Under the IIJA, trust fund spending jumps to $13.4 billion in Fiscal Year 2022, and this funding increases steadily to $14.6 billion in FY 2026. In addition to those funds from the Mass Transit Account, the legislation institutionalizes another $6.25 billion per year in specific general fund supplements to the public transit program.
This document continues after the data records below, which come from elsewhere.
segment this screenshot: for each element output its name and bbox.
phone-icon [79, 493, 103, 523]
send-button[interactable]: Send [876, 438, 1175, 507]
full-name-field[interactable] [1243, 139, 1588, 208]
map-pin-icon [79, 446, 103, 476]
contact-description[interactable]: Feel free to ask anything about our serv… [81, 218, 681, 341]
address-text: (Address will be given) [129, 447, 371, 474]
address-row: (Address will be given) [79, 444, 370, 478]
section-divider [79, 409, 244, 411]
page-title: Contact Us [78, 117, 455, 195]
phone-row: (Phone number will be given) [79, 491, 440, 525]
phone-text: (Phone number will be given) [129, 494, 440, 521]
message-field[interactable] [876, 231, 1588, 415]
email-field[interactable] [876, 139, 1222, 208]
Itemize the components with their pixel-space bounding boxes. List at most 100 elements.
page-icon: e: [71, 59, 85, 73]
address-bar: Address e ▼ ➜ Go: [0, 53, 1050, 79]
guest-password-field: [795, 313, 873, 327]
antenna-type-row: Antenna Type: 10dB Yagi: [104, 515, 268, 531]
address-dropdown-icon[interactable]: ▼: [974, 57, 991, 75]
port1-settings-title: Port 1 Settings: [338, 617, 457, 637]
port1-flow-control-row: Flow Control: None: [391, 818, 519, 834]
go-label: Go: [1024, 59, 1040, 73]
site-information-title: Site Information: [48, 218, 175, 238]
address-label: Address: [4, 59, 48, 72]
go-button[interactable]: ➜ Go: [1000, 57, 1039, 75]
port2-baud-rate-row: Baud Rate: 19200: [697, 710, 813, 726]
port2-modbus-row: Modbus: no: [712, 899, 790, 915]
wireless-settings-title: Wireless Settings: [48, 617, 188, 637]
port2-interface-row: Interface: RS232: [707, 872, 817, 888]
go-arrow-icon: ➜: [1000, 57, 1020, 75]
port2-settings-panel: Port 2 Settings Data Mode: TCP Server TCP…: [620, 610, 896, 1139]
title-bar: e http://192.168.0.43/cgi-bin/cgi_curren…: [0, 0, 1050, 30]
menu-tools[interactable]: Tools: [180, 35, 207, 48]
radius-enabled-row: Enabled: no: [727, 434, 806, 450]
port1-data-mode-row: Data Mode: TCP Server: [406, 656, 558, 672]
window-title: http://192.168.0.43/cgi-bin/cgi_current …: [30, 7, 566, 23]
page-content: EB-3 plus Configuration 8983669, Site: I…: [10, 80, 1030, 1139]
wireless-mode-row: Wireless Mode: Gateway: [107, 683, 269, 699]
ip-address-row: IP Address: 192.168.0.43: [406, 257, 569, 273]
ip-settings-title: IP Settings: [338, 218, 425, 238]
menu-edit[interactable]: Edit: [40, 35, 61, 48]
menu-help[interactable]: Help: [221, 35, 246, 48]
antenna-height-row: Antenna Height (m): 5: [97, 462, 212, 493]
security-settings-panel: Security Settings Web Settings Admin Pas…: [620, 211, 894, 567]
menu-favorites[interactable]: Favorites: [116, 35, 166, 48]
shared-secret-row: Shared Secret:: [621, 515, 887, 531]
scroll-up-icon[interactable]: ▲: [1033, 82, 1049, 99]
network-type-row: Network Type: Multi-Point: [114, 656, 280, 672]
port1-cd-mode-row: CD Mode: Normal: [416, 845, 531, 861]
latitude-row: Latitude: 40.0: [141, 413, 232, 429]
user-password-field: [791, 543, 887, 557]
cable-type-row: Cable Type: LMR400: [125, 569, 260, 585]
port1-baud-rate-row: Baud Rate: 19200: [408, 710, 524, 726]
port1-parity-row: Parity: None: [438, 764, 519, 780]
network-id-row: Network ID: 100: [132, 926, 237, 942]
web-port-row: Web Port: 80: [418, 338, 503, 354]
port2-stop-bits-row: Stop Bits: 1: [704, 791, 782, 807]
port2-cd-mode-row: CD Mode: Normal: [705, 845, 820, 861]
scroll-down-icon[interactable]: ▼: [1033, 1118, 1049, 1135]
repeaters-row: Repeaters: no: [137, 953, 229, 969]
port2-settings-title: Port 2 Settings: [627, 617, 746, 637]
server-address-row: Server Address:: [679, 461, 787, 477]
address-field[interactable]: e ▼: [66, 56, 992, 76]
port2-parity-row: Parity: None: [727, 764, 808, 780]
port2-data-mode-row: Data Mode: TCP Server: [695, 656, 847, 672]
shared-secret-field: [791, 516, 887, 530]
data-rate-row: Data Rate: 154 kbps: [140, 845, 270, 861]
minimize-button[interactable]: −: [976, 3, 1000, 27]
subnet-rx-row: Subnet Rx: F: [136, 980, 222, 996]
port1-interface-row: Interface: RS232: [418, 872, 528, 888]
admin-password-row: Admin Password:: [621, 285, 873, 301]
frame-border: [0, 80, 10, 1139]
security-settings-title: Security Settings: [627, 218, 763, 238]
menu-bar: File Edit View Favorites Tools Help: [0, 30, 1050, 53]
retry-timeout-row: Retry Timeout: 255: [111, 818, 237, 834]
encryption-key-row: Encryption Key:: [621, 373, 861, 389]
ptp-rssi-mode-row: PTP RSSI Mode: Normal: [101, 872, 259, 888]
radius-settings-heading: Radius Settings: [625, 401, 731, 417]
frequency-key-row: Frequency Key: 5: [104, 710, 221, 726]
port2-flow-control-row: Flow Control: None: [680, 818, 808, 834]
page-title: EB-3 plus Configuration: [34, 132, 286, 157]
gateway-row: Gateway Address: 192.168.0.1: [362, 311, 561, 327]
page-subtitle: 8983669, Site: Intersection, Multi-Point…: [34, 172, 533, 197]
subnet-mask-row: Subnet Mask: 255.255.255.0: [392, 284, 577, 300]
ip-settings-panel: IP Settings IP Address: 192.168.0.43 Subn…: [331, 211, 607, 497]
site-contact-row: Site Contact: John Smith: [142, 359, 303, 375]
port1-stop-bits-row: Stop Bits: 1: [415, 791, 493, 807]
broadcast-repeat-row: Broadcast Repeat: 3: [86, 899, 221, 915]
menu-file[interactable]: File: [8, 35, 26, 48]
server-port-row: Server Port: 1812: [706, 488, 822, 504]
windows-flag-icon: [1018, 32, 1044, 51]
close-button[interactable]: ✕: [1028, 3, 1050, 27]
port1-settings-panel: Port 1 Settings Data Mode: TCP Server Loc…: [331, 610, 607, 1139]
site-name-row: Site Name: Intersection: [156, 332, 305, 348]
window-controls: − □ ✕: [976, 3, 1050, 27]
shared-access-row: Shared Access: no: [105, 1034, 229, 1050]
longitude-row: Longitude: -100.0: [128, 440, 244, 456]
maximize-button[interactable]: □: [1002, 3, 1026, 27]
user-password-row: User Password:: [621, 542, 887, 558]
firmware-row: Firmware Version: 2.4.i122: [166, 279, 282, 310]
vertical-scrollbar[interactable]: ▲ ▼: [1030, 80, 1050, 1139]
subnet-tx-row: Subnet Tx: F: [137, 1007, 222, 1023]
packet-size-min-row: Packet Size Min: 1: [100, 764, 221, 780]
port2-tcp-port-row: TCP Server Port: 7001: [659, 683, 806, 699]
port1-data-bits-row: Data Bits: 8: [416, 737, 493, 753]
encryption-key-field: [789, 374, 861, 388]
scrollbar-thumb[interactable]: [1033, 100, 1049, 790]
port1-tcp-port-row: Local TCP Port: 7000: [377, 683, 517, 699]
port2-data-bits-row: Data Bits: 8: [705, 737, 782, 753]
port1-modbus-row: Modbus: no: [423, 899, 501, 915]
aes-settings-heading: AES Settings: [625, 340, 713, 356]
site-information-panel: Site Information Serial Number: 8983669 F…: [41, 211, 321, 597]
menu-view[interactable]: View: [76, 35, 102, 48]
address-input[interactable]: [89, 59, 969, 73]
  • The Section 5310 program (currently authorized at $285.6 million) would jump to $371.2 million in FY 2022 and keep growing to $407.0 million in FY 2026. This program would be supplemented with an additional $50.0 million a year in general funds.
  • The Section 5311 authorization (currently $673.3 million) grows to $875.3 million in FY 2022, increasing steadily to $959.6 million in FY 2026. Additional Section 5311 funds would continue to be derived from Section 5340, as currently is the case.
  • Section 5307 urban transit formula grants (currently authorized at $4.9 billion), would be $6.4 billion in FY 2022, increasing to $7.0 billion in FY 2026.
  • Section 5339 bus and bus facilities grants, currently authorized at $808.7 million (not including generous supplemental appropriations from general revenues), would be $1.1 billion in FY 2022, increasing steadily to $1.2 billion in FY 2026.
  • The Section 5339(c) low- and no-emission bus program, currently funded at $55.0 million, jumps to $71.6 million in FY 2022, growing to $78.5 million in FY 2026; the bill adds a new requirement that at least 25 percent of Section 5339(c) grants be made for vehicles that are not zero-emission buses.

These funds, although authorized, don’t begin to become available until annual appropriations are signed into law.

“The IIJA is a significant opportunity for Missouri, however, it is imperative that the State of Missouri step up on its investment in public transit.  The lack of state investment potentially leaves federal funds on the table when in comes to transit. Providers like OATS and the City of Joplin do not have access to a local match in order to ensure the ability to draw down the funds available.  This coming legislative session is an opportunity to bring more federal dollars for transit with an increased investment on the part of the state,” said Kimberly Cella, executive director of Citizens for Modern Transit.